Of course, there’s the “which outfit” and “what route” questions to answer but they are the simpler ones.
The harder aspects of preparation are research on the organisation, the interviewer and the role itself as well as discovering if the culture is a good fit with your own values.
You will need to use as many alternative resources from different sources to discover as much information as you can to be fully prepared for the interview.
Company website. This must be the first port of call. A good company website will have a wide range of information for you to read and inwardly digest. Be mindful about values, mission statements and corporate aims and objectives. You can find out about the history of the company, the services on offer and the clients they serve or work with. There may well also be information on the Board of Directors and Senior Managers, to allow you to understand their backgrounds too.
Social media: Facebook, Google+ Twitter and Instagram AN|D Google, Google News and Google alerts. Search for the organisation on social media, set up alerts and find out information that may not be accessible in other places.
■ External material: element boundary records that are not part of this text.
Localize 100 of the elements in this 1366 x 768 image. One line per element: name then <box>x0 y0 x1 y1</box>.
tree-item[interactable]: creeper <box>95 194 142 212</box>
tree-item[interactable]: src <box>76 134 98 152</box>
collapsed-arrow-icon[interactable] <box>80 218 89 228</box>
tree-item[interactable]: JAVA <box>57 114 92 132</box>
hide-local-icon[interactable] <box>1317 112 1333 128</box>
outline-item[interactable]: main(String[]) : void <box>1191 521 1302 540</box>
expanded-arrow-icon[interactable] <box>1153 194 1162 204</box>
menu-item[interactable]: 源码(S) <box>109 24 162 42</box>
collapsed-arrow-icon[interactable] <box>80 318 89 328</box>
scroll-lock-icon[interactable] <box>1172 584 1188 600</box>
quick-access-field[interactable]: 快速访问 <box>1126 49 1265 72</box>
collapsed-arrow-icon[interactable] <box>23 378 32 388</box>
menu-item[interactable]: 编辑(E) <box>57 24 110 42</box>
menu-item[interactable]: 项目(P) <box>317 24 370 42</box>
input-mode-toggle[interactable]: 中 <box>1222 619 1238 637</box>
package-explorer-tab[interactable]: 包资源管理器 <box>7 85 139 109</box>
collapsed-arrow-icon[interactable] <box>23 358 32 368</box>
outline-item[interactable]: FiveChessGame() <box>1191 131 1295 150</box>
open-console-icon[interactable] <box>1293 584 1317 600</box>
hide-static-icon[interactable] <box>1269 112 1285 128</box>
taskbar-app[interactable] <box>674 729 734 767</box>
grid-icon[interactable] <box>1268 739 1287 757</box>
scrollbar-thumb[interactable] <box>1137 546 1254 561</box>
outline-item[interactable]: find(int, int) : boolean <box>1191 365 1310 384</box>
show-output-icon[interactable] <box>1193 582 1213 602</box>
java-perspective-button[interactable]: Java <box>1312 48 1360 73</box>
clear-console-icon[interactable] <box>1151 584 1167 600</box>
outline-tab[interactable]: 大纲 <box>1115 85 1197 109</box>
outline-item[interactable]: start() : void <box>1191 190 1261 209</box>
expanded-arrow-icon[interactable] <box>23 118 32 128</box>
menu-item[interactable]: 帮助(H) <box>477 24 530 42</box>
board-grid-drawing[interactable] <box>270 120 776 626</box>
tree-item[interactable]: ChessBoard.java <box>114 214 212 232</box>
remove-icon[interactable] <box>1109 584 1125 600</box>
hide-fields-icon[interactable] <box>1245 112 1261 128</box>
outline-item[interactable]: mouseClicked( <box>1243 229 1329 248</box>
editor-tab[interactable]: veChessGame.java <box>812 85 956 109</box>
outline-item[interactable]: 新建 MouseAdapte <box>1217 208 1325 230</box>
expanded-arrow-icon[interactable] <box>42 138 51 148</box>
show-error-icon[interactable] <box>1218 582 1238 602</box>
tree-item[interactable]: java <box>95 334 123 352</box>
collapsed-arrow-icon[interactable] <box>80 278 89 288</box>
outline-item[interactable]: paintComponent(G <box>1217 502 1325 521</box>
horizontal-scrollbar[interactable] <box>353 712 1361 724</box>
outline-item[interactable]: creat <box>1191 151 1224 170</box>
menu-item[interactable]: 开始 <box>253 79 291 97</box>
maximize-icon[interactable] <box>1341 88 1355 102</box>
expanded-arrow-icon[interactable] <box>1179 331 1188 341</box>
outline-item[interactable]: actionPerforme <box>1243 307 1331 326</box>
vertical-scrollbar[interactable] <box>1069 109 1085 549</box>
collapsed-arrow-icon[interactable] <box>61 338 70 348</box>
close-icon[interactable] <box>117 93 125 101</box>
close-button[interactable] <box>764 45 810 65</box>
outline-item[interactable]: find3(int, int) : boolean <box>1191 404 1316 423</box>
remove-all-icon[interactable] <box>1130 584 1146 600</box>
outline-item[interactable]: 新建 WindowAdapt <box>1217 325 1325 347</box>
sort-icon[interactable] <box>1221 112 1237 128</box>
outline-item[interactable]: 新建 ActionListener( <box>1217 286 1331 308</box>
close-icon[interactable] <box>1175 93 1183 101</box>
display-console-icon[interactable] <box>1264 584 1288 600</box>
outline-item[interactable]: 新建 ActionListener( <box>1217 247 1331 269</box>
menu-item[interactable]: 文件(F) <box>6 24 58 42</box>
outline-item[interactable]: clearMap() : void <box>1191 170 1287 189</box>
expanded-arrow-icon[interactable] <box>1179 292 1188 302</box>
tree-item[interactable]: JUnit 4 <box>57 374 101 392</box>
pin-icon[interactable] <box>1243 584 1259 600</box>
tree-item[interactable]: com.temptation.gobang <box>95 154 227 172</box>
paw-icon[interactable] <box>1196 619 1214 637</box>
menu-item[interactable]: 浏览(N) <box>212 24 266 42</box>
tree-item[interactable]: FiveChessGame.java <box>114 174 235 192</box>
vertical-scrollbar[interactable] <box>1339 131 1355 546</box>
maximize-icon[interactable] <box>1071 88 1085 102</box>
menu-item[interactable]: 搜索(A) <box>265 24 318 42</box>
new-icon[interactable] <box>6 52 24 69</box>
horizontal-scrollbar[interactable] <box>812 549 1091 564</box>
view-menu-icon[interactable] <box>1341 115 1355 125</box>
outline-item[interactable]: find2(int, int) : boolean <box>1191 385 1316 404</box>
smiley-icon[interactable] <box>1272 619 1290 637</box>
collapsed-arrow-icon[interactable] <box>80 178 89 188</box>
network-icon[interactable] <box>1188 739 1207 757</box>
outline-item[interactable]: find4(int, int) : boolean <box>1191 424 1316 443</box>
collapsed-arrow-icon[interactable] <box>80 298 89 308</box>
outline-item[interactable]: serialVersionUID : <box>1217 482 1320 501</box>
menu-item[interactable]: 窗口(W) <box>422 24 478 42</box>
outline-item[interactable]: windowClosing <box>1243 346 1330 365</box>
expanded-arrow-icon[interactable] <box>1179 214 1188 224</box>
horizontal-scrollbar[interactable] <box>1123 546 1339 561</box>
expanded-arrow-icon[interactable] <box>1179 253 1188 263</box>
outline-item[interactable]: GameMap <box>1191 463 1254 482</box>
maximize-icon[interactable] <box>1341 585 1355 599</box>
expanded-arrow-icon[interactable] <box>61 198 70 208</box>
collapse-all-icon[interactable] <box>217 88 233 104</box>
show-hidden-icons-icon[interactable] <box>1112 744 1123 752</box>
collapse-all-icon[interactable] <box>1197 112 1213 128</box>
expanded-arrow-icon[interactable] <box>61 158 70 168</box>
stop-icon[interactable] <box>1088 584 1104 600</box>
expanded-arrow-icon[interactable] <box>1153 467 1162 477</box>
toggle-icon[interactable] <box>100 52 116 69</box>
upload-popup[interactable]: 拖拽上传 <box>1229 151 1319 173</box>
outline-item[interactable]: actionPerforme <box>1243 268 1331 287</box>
You can ‘like’ and ‘follow’ them, join their pages and take a strong interest in any current developments. All great material for your interview.
LinkedIn is another great place to research the company. Once you have identified the company’s page, start to look at key decision makers and any connections you may have. If you are lucky you might find the profile of the hiring manager or interviewer and you can have an understanding of their career path and interests. The LinkedIn company page may also throw up some statistics about vacancies, promotions and new appointments.
Glassdoor is a very useful job site which not only has vacancies but also has company information, reviews from employees and salary bands. Some of the data includes sample interview questions that candidates were asked which will help you with your own preparation.
Your network. Most importantly don’t forget your personal connections and ask around if anyone can give you some updated or insider information to help you at interview.
And then, of course, it’s a matter of preparing answers to the questions the interviewer is going to give you regarding your role. But that’s another interview article!